In particular, restaurants, leisure sectors are more vulnerable, said Stephane Michel, a senior portfolio manager at Federated Hermes.

“You would assume healthcare would be an easy sector to back when you are having a healthcare crisis, but here you have to choose your names carefully as some companies have been in the wrong part of healthcare provision,” he told AsianInvestor.

LIMITED SUPPORT 

Aspiring CLO investors will also need to consider the fact that the instruments are not receiving heavy support from central banks.

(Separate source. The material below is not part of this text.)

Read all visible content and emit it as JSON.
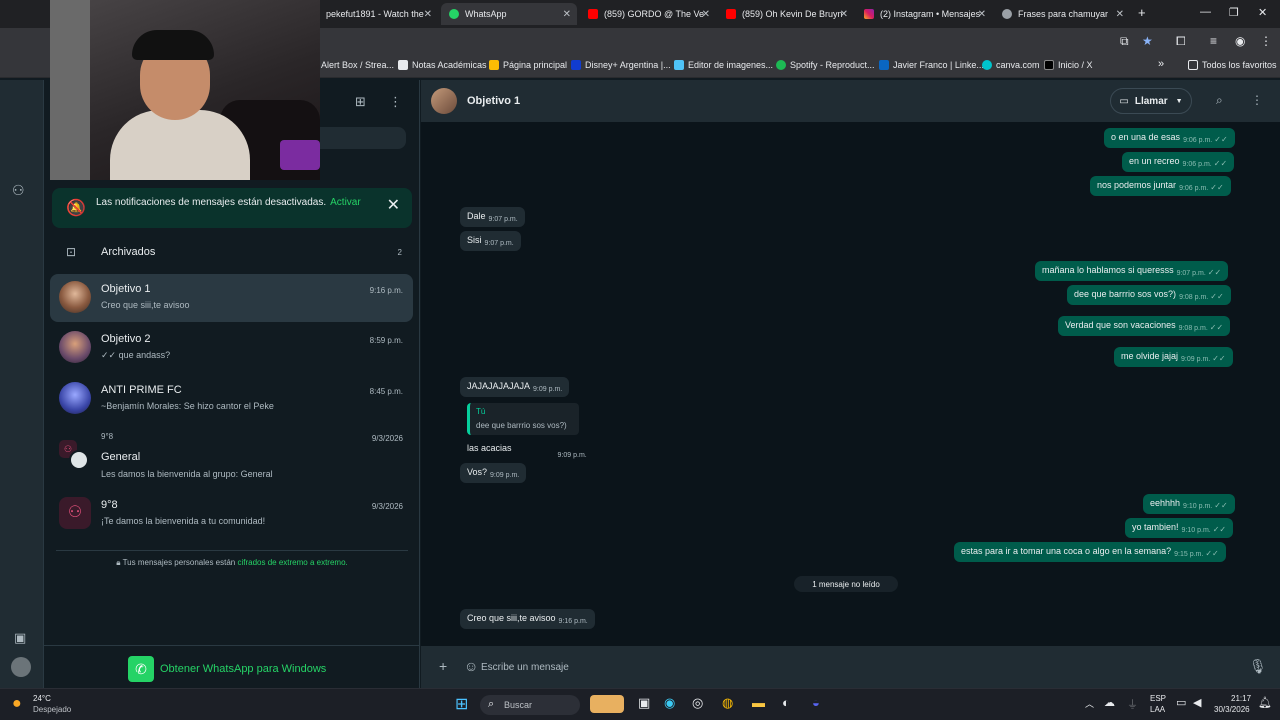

In the US, the Federal Reserve has extended its purchasing programme to include CLO vehicles as part of its emergency measures to ensure ongoing liquidity in the US financial system. However, it said it would only buy triple-A bonds of CLOs that hold newly-originated leveraged loans, limiting the scope of loans covered and potentially the efficacy of the stimulus on these vehicles.

In Europe, the European Central Bank did not include CLOs in its €750 billion ($813.5 billion) bond-buying programme.

Lennox noted that “the ECB has been quite firm in the past about not including CLOs”, but added that the financial dislocation in the European market may also be smaller in the US.

This analysis squares with Moody’s approach; the rating agency place a lower proportion of the debt slices held by European CLOs on review for downgrade than those of US vehicles.

However, Federated Hermes’ Michel said this isn’t necessarily a bad thing, noting that CLO investors would not want to have a large buyer such as a central bank “taking the market away” from investors and managers.

“If [the credit facility] continues for too long, then obviously investors start to get squeezed out, spreads start to move in a direction which may not reflect the credit risks but instead reflects a dominant investor buying the market. That's a situation we don't want to end up in,” he added.

Joe Marsh contributed to this article.